Federal cyber agency says it needs more info to prevent another Colonial Pipeline-style cyberattack

The leadership of a federal cybersecurity agency told Congress on Tuesday it does not yet have the technical information necessary to prevent future cyberattacks similar to the one hitting Colonial Pipeline, a major supplier of U.S. fuel.

The pipeline was hit by a ransomware attack, which involves malicious software holding data or systems hostage until victims pay the attackers in exchange for restored access. Colonial Pipeline has said it provides nearly half of all fuel consumed on the East Coast.

As the pipeline and the federal government work to fight the cyberattack threatening fuel shortages, the Cybersecurity and Infrastructure Security Agency (CISA) told the Senate it is waiting on the technical information necessary to protect other potential victims in America’s critical infrastructure. 

“You still don’t have the information you need to be able to be responsive and provide support to critical infrastructure, is that what you’re saying?” asked Sen. Rob Portman, Ohio Republican, at a Homeland Security and Governmental Affairs Committee hearing. 

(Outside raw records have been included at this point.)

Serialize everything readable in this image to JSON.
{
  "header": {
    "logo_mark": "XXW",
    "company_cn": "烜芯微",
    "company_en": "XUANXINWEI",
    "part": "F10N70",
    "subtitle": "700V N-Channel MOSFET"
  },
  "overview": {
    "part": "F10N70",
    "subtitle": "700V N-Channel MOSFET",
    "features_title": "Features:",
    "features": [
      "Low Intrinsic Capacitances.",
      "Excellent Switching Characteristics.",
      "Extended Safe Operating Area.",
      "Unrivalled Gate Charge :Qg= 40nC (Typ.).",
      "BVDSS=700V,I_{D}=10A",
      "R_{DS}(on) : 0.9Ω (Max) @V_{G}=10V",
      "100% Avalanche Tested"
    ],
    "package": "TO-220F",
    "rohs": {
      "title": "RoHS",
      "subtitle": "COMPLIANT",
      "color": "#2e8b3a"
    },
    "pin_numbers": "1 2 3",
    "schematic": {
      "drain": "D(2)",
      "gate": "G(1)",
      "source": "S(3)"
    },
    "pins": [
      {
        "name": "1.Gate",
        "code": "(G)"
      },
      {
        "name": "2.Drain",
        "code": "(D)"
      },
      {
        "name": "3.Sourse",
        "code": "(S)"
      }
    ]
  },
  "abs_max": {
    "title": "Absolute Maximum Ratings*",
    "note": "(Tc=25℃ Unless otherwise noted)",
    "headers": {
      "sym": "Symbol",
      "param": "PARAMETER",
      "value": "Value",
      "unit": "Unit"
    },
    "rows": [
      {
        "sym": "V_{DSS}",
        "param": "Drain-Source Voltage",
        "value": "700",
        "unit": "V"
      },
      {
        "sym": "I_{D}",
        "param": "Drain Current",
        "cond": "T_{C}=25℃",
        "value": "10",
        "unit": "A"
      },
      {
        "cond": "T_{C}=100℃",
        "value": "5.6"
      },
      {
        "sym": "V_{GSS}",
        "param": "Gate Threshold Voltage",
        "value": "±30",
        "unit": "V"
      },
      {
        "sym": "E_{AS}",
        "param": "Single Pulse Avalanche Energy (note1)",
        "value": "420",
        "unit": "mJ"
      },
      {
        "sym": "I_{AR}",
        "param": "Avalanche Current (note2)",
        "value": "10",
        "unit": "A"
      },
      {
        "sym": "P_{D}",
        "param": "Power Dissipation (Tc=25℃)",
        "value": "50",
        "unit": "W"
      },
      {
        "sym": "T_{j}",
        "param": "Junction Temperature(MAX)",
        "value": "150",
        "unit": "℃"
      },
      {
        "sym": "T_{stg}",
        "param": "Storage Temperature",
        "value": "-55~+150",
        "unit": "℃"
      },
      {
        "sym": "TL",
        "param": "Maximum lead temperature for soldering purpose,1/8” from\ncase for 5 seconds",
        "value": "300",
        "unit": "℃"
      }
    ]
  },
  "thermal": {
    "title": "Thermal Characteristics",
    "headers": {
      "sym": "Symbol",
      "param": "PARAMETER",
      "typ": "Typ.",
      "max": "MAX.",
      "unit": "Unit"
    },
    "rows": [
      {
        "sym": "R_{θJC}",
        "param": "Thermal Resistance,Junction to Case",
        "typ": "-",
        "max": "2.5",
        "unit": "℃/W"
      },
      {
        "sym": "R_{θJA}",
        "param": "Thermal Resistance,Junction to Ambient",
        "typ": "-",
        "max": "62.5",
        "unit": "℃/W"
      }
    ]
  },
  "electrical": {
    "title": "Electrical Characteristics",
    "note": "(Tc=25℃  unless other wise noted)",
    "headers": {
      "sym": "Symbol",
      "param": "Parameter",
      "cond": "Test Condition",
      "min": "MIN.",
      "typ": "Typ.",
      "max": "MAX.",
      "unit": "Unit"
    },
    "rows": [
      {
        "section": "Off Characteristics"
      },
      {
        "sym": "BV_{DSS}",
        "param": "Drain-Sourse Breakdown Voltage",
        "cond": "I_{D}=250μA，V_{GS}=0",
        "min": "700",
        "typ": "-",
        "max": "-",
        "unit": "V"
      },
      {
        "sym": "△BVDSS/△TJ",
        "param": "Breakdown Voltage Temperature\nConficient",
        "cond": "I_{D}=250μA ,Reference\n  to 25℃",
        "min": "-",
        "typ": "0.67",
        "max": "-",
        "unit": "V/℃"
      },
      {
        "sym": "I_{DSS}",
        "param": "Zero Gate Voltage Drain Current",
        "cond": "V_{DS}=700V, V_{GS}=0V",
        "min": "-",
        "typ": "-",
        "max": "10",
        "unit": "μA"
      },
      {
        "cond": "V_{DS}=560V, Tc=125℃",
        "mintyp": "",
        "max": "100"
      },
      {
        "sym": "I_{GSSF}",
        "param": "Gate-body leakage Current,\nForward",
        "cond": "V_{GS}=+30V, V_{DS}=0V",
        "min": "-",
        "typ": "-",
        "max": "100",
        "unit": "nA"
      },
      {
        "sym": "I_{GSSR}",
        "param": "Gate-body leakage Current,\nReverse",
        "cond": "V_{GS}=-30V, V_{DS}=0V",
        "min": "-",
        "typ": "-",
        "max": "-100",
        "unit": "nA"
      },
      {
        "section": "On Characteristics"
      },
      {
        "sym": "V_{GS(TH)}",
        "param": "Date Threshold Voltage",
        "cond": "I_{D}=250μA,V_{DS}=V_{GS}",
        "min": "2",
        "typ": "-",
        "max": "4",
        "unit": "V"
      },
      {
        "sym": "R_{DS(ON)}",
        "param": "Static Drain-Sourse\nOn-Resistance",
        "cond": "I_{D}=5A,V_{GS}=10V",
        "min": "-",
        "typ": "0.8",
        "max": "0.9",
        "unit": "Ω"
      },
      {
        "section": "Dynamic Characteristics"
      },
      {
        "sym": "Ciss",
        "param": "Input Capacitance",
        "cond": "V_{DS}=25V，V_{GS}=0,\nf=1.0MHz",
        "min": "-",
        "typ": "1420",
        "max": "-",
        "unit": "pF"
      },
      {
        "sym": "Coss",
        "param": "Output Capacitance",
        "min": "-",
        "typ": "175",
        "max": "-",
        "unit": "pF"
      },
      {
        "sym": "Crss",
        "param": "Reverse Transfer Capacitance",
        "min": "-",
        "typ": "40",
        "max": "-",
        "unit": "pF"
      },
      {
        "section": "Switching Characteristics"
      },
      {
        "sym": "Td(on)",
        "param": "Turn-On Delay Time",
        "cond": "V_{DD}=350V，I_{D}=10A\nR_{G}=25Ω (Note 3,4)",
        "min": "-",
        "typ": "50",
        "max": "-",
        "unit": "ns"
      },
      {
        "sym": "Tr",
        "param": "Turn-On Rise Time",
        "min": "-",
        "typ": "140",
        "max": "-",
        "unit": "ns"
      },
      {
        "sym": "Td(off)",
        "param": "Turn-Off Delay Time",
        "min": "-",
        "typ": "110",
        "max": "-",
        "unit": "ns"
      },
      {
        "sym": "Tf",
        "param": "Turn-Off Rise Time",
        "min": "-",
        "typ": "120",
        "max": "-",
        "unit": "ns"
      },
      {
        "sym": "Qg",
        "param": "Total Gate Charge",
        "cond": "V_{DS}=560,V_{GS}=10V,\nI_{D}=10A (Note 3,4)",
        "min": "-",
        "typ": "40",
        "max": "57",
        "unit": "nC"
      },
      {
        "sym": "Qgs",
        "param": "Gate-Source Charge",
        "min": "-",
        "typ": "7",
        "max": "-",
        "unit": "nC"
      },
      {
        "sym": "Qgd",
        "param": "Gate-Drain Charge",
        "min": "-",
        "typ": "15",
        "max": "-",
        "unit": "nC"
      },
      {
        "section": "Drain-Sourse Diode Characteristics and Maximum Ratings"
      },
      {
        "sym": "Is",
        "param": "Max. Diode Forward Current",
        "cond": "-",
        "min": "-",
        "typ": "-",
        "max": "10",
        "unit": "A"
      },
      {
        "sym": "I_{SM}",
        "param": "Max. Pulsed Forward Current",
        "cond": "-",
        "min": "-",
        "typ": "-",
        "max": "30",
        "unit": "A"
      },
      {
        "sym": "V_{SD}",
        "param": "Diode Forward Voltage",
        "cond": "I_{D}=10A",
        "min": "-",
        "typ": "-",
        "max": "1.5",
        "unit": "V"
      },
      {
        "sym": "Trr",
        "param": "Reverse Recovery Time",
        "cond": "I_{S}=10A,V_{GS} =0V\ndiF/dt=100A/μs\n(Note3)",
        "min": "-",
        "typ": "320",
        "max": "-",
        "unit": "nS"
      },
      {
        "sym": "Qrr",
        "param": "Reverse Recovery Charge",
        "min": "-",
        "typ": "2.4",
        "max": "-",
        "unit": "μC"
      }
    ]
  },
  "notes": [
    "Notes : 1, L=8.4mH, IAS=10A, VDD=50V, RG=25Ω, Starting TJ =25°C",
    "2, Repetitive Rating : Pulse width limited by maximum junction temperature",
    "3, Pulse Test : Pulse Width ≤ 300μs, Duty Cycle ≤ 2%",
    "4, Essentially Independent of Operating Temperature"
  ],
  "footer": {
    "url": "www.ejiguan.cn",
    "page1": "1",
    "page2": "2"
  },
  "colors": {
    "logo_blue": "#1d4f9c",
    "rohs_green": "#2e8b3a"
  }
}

“Yes, but that is not surprising given that it’s, they’ve only been working on the incident response since over the weekend and it’s fairly early,” said Brandon Wales, CISA acting director. “We will, have had historically good relationship[s] with both Colonial as well as the cybersecurity firms that are working on their behalf. We do expect information to come from that and when we have it, we will use it to improve cybersecurity more broadly.”

Mr. Wales told the Senate Committee that Colonial Pipeline did not contact his agency and would not likely have done so if the FBI had not brought the agency in to assist with the response to the cyberattack. CISA is the federal civilian agency tasked with developing the nation’s ability to defend against cyberattacks, including those targeting critical infrastructure. 

The FBI formally attributed the cyberattack against the pipeline on Monday to Darkside ransomware. The attackers behind the ransomware are believed to be in Eastern Europe and the Biden administration has indicated that the cyberattack looks to be the work of criminals and not a government.